The last 608 columns are the different MoA labels, starting with the MoA ‘5-alpha_reductase_inhibitor’. These are binary variables that indicate whether the drug perturbation is associated with that MoA or not. From these 608 columns, the first 206 are the ones that are evaluated in the competition, and the remaining 402 are additional MoAs that are provided to help the classification task.

The L1000 project

One interesting aspect of this dataset is how the data itself was produced. There are 5,000 drugs screened, and each drug was tested with 2 doses and independently at three different time points. This means that in order to produce the data, we would need to run 2 * 3 * 5,000 = 30,000 samples for a single cell line. If we use RNA-seq to measure the mRNA levels for the genes, that would be very expensive. Assuming an average cost of $200 per sample, this would make an estimated cost of $6,000,000!!. But not only that, there are also logistical and technical problems in analyzing such a large number of samples, including an important source of technical variability that can introduce batch effects into the data, masking the relevant biological signal. How to deal with these issues?

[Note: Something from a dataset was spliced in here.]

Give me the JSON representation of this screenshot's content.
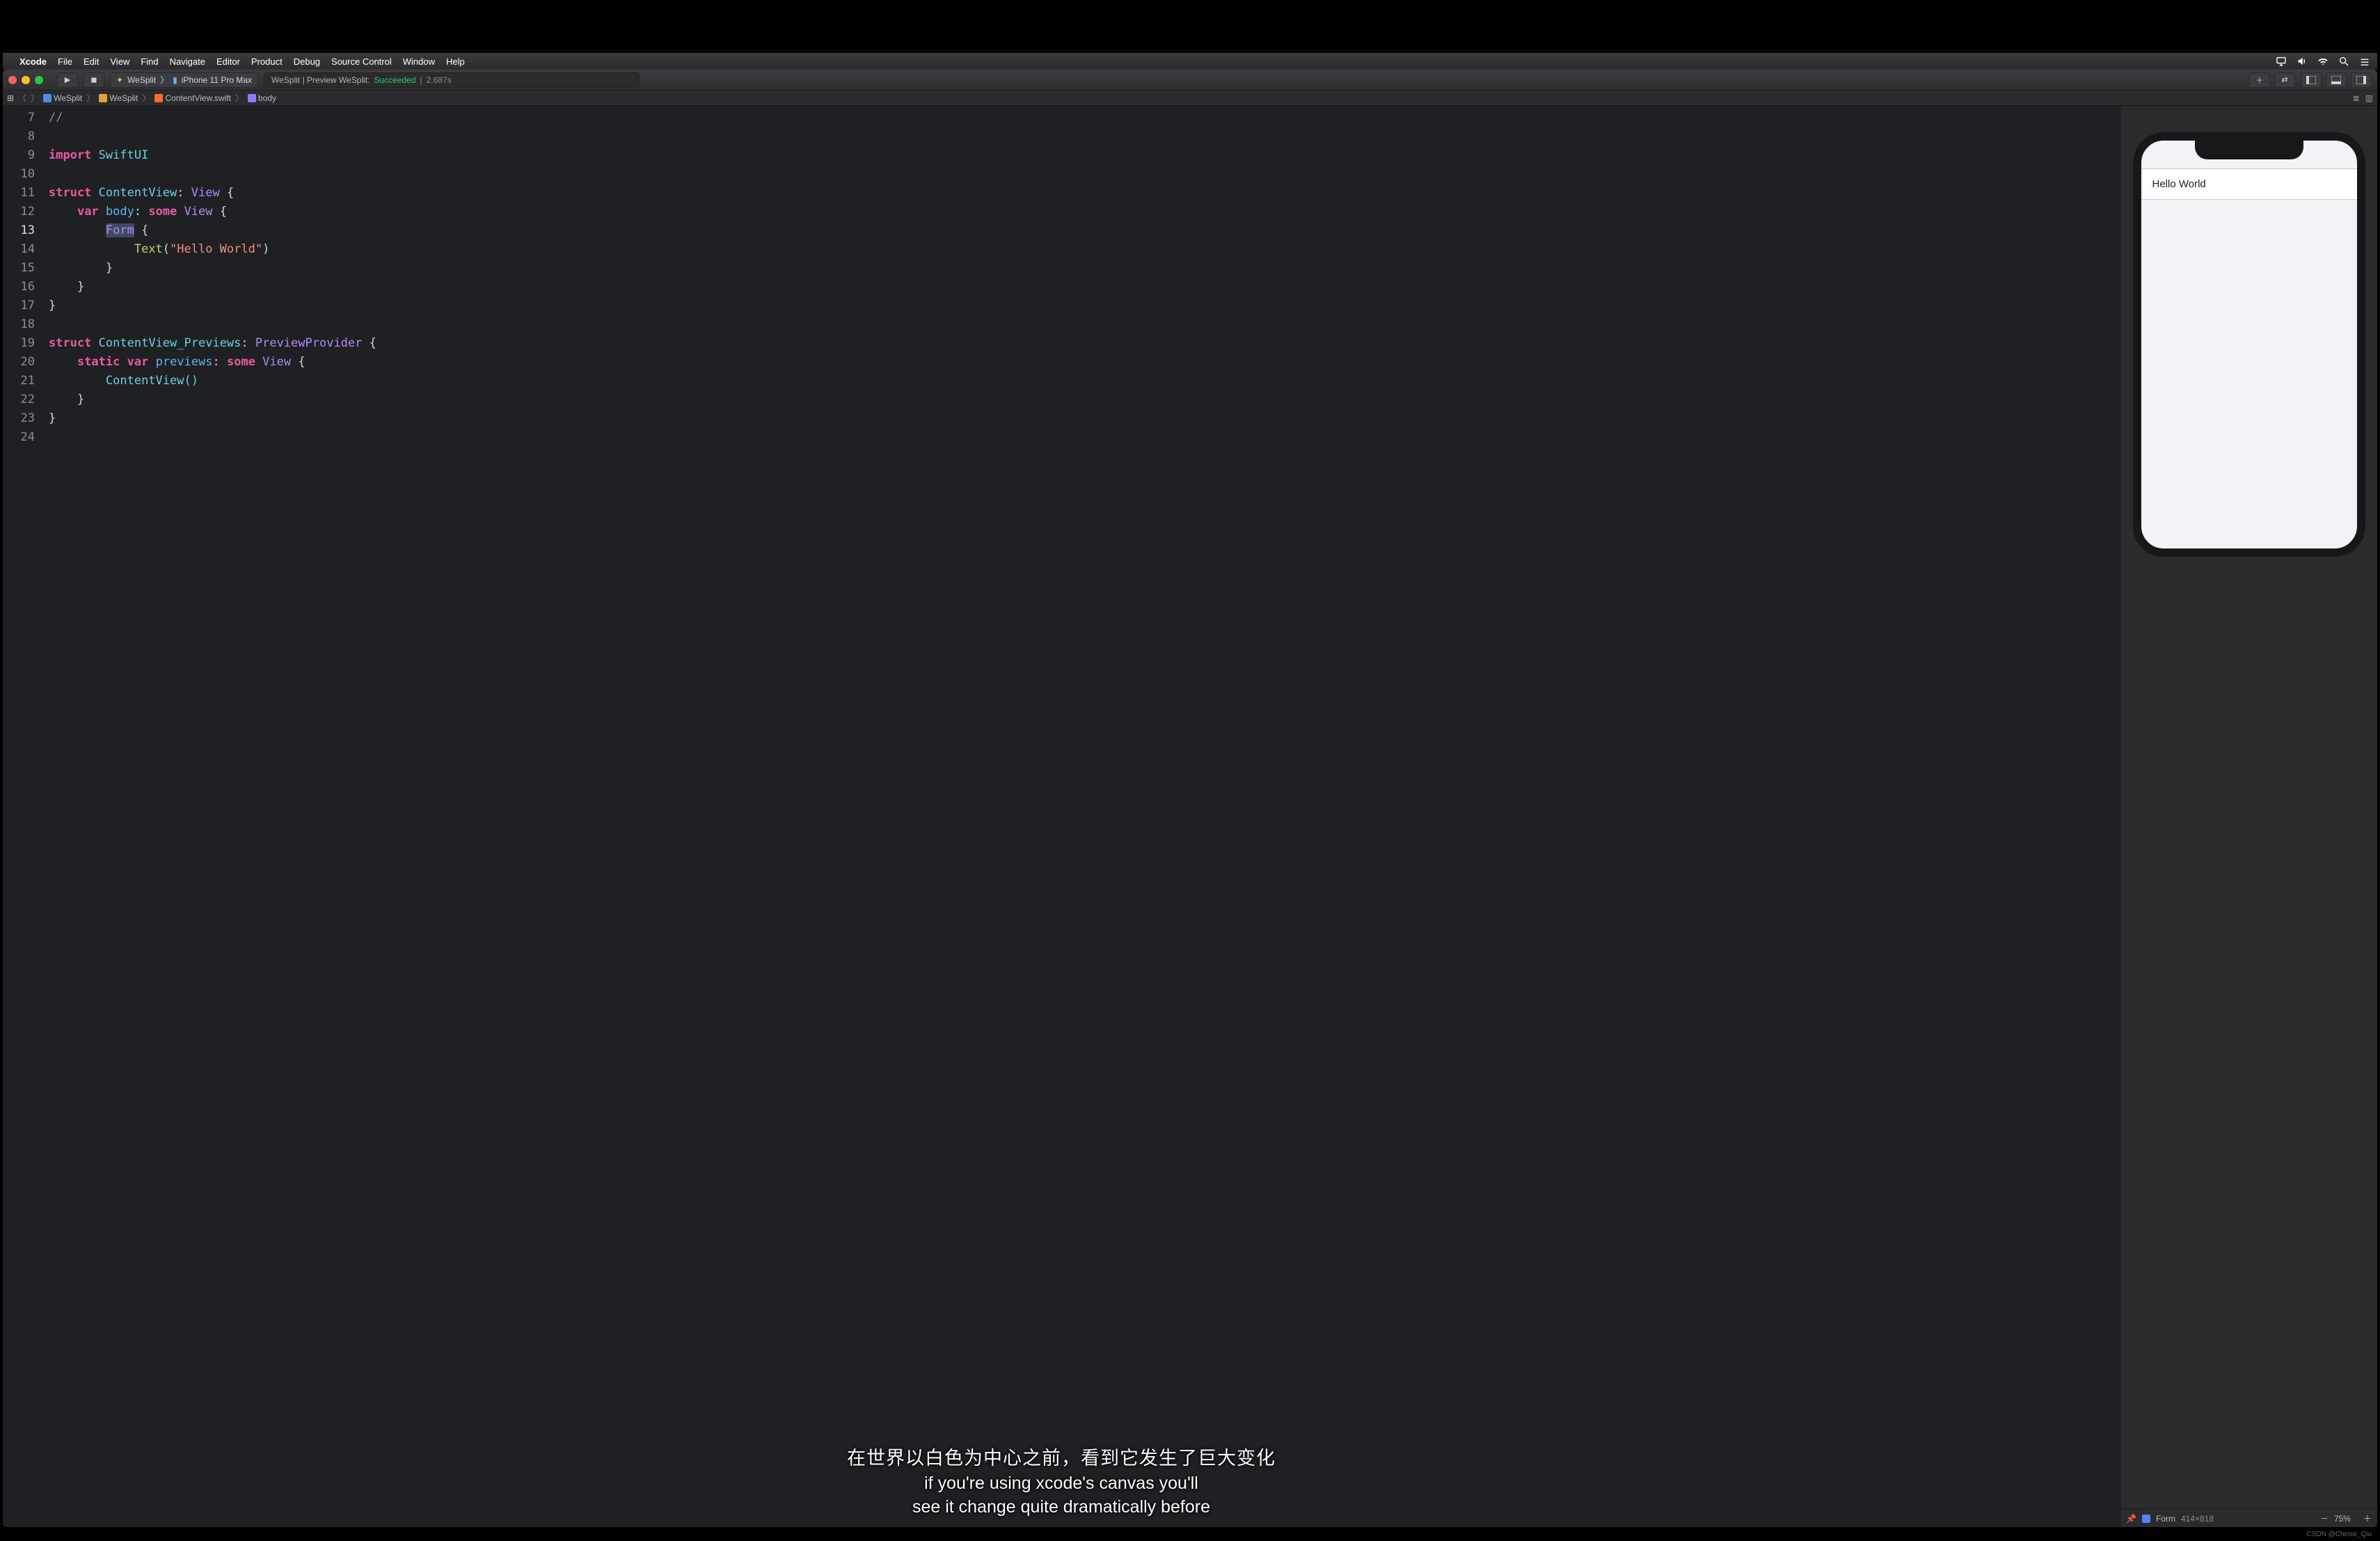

figure-1 Figure 3: The L1000 pipeline for gene quantification and signature creation. Image taken from the original paper “A Next Generation Connectivity Map: L1000 platform and the first 1,000,000 profiles”

In 2017, a team from the Broad Institute led by Aravin Subramanian presented the L1000 platform to massively scale up these perturbation experiments. In order to reduce the cost of producing these data, what they did is, instead of measuring all genes (~25,000), only the 978 most informative genes (landmark genes) are measured using a single Luminex Assay, and the rest of the genes are simply inferred using a linear model trained on this subset of genes. These 978 landmark genes were selected based on a study using data from 12,063 microarray samples downloaded from Gene Expression Omnibus (GEO), where they observed that the selection of these 978 genes were enough to predict the 81% of the non measured genes. Another clever trick they’ve introduced is the deconvolution step (represented in the image above). Since the Luminex Bead Assays have a maximum capacity of 500 distinct beads, and there are 978 landmark genes to measure, they would need in theory two assays per sample. Instead of doing that, they virtually doubled the capacity of the assay by measuring two genes per bead using a 2:1 mixing ratio, followed by a deconvolution step using k-means to identify the two peaks and associate them to their corresponding genes.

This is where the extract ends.